Börsen-Zeitung: Indizes als kostenlose Ware, Kommentar zum Streit um Lizenzgebühren von Christopher Kalbhenn
Frankfurt (ots)
Das Urteil des Oberlandesgerichts Frankfurt im Streit zwischen der Commerzbank und der Deutschen Börse um die Entgelte für die Nutzung von Indizes ist so ausgefallen, wie aus Sicht des Marktbetreibers zu befürchten war. Wie schon in der mündlichen Verhandlung erkennbar war, folgte das Gericht der Argumentation der Commerzbank, die in einem ersten Prozess noch verloren hatte. Nach der Entscheidung, die nicht rechtskräftig ist und für die Revision ausdrücklich zugelassen wird, hat die Commerzbank das Recht, den Dax entgeltfrei bei der Emission von Optionsscheinen zu verwenden, sofern sie "in sachlicher und beschreibender Form darauf hinweist, dass die Bezugsgröße der Wertpapiere der Dax ist".
Die Argumentation der Deutschen Börse, nach der der Dax eine wettbewerbsrechtlich geschützte Leistung darstellt, deren zustimmungslose Nutzung wettbewerbswidrig sei, wurde verworfen. Für den Marktbetreiber bedeutet dies einen schweren Rückschlag. Sollte das Urteil vom Bundesgerichtshof bestätigt werden, droht ihm ein erheblicher Anteil der Indexlizenz-Einnahmen verloren zu gehen. Allerdings darf dies auch nicht überbewertet werden. Laut dem Unternehmen ist ein Einnahmenausfall im hohen einstelligen Millionenbereich denkbar. Zum Vergleich: Analysten prognostizieren der Deutschen Börse dieses Jahr ein Ebit (Ergebnis vor Zinsen und Steuern) von rund 1,2 Mrd. Euro.

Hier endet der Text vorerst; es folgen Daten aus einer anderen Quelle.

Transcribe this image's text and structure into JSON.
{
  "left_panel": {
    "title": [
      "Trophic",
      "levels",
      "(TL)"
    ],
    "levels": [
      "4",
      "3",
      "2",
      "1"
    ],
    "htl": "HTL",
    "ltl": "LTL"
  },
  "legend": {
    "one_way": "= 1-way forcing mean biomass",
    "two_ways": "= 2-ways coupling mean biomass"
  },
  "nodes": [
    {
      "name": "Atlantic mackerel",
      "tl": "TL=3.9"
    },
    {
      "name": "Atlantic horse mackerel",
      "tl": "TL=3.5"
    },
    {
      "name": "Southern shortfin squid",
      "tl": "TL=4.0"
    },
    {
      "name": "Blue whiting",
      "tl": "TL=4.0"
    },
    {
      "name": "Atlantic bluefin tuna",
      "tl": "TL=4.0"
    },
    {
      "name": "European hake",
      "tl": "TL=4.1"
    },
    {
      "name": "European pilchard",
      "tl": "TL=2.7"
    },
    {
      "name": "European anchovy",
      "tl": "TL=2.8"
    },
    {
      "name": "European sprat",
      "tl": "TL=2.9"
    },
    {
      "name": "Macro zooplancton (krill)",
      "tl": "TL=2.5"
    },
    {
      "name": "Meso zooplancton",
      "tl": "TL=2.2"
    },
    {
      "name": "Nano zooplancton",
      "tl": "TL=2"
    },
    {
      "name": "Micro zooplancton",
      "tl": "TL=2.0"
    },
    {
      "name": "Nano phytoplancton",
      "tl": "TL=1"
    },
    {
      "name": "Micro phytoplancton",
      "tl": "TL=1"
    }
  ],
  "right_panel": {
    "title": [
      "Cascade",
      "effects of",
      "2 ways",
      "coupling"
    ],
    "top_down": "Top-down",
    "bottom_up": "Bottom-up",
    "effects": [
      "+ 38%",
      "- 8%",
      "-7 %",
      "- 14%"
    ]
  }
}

Dennoch ist das Urteil brisant. Denn betroffen ist nicht nur die Deutsche Börse, sondern auch andere Index-Anbieter wie Stoxx und Standard&Poor's. Für einen reinen Index-Anbieter wie Stoxx wären die Ausfälle sehr schmerzhaft. Hinzu kommen grundsätzliche Fragen, wenn Indizes vor Gericht zur kostenlosen Ware deklariert werden. Welche Motivation soll noch bestehen, Indizes zu kreieren und mit dem gebotenen Aufwand zu pflegen, wenn für ihre Nutzung unter bestimmten Umständen keine Entgelte bezahlt werden müssen?
Unmittelbar besteht weiterhin das Problem, dass es keine klare Rechtsbasis für die Index-Entgelte gibt. Denn es ist zu vermuten, dass die Deutsche Börse die Möglichkeit der Revision nutzen wird. Mit dem Bundesgerichtshof wird zwar die höchste Instanz erreicht. Angesichts des Prozessstaus, der sich dort aufgebaut hat, wird jedoch befürchtet, dass noch zwei Jahre verstreichen, bis ein Urteil vorliegt.